The Herzberg medal is commonly called Canada's top award for science and engineering.[2][3][4] It is an individual annual award that recognizes continued excellence and influence in research in either natural sciences or engineering.[5] The award is a gold medal, and the guarantee of $1 million over five years to use for personal research.[5]

About the award[edit]

NSERC's Canada Gold Medal for Science and Engineering was first awarded in 1991 to Raymond Lemieux, a chemist working at University of Alberta.[6] Mathematician James Arthur from the University of Toronto was the 1999 recipient,[7] the last year before the award was renamed in honour of Gerhard Herzberg, the winner of the 1971 Nobel Prize in Chemistry.[2] NSERC decided to rename the award after Herzberg because they felt he embodied the two main qualities of the award, namely research contributions that are of high quality and influential.[5]

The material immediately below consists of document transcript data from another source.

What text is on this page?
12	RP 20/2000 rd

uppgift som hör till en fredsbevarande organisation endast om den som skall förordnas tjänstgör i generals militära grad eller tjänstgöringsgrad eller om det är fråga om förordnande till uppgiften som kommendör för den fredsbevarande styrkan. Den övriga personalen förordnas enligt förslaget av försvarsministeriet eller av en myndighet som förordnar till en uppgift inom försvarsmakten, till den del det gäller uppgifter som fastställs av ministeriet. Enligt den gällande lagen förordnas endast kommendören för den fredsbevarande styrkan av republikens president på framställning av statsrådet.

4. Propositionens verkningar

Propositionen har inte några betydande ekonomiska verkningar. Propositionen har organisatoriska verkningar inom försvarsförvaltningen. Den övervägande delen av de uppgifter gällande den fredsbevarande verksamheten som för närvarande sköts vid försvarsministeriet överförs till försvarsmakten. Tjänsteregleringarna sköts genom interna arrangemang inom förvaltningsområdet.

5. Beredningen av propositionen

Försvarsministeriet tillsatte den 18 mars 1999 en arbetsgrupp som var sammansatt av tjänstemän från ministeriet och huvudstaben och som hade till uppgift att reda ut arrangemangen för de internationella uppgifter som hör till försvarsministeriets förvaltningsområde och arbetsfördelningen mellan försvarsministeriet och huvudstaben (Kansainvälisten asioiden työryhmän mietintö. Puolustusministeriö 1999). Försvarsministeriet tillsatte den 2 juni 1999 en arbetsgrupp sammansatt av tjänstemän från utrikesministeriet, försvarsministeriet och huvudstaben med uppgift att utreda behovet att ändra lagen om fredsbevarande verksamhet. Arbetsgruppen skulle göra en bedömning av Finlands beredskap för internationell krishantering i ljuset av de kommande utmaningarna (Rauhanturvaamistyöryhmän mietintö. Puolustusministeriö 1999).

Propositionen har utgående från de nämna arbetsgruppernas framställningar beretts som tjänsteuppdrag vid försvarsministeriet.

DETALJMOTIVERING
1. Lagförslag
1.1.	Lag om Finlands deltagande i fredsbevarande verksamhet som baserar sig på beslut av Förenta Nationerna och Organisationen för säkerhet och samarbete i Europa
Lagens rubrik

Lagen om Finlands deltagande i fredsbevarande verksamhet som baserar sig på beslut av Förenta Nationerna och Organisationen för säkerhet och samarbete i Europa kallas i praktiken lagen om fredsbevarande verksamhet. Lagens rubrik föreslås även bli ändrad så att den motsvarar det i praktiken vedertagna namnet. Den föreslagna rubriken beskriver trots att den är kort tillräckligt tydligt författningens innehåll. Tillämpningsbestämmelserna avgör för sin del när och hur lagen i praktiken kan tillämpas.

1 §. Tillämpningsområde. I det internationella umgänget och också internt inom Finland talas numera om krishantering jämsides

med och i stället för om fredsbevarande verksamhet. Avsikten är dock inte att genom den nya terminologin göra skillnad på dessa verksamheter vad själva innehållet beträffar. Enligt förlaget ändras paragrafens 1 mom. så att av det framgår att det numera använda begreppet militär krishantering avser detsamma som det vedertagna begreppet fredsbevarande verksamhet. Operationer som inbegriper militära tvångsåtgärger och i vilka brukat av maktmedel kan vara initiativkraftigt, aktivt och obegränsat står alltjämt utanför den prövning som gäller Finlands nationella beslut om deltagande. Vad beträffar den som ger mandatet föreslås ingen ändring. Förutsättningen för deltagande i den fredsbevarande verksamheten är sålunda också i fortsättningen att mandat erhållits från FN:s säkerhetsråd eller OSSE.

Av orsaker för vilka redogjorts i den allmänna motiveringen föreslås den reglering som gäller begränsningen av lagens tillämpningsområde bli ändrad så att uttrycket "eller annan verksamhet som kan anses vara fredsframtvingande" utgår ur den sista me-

The Herzberg medal is awarded to a scientist or engineer working at a facility in Canada. It is considered Canada's top award for science and engineering.[2][3][4] Eligible facilities include universities, government and private labs. Nominations can be submitted by any Canadian citizen or permanent resident. The winner is chosen by a selection committee representing different scientific disciplines, who make a recommendations to the current NSERC president.[8] The award consists of a gold medal, and the guarantee of at least $1 million to use for research or for establishing research chairs, fellowships or scholarships in the recipients' name.[5]

Recipients[edit]

Year Recipient Affiliation Field
1991 Raymond Lemieux University of Alberta Chemistry
1992 William Fyfe The University of Western Ontario Earth Sciences
1993 Pierre Deslongchamps Université de Sherbrooke Chemistry
1994 Alan Davenport University of Western Ontario Civil Engineering
1995 Peter Hochachka University of British Columbia Zoology
1996 Stephen Hanessian Université de Montréal Chemistry
1997 Keith Brimacombe University of British Columbia Metallurgical Engineering
1998 Keith Ingold National Research Council Chemistry
1999 James Arthur University of Toronto Mathematics
2000 Howard Alper University of Ottawa Chemistry
2001 David Schindler University of Alberta Biology
2002 Tito Scaiano University of Ottawa Chemistry
2003 Arthur McDonald Queen's University Physics
2004 John P. Smol Queen's University Biology
2005 David Dolphin University of British Columbia Biochemistry
2006 Richard Bond University of Toronto Astrophysics
2007 John Polanyi University of Toronto Chemistry
2008 Paul Corkum University of Ottawa
National Research Council
Physics
2009 Gilles Brassard Université de Montréal Computer Science
2010 Geoffrey Hinton University of Toronto Artificial Intelligence
2011 W. Richard Peltier University of Toronto Earth Sciences
2012 Stephen Cook University of Toronto Computer Sciences
2013 W. Ford Doolittle Dalhousie University Biochemistry
2014 (Realignment - The prize is now attributed to the year in which it is announced) Not Applicable [9]
2015 Axel Becke Dalhousie University Chemistry
2016 Victoria Kaspi McGill University Astrophysics
2017 Jeff Dahn Dalhousie University Physics

Source[9][10]

Award of Excellence[edit]

From 2002 until 2009, three finalists were selected for the Herzberg Medal, and the winner selected from among them. The other two finalists (if it was their first time as a finalist) were awarded NSERC's Award of Excellence.[11]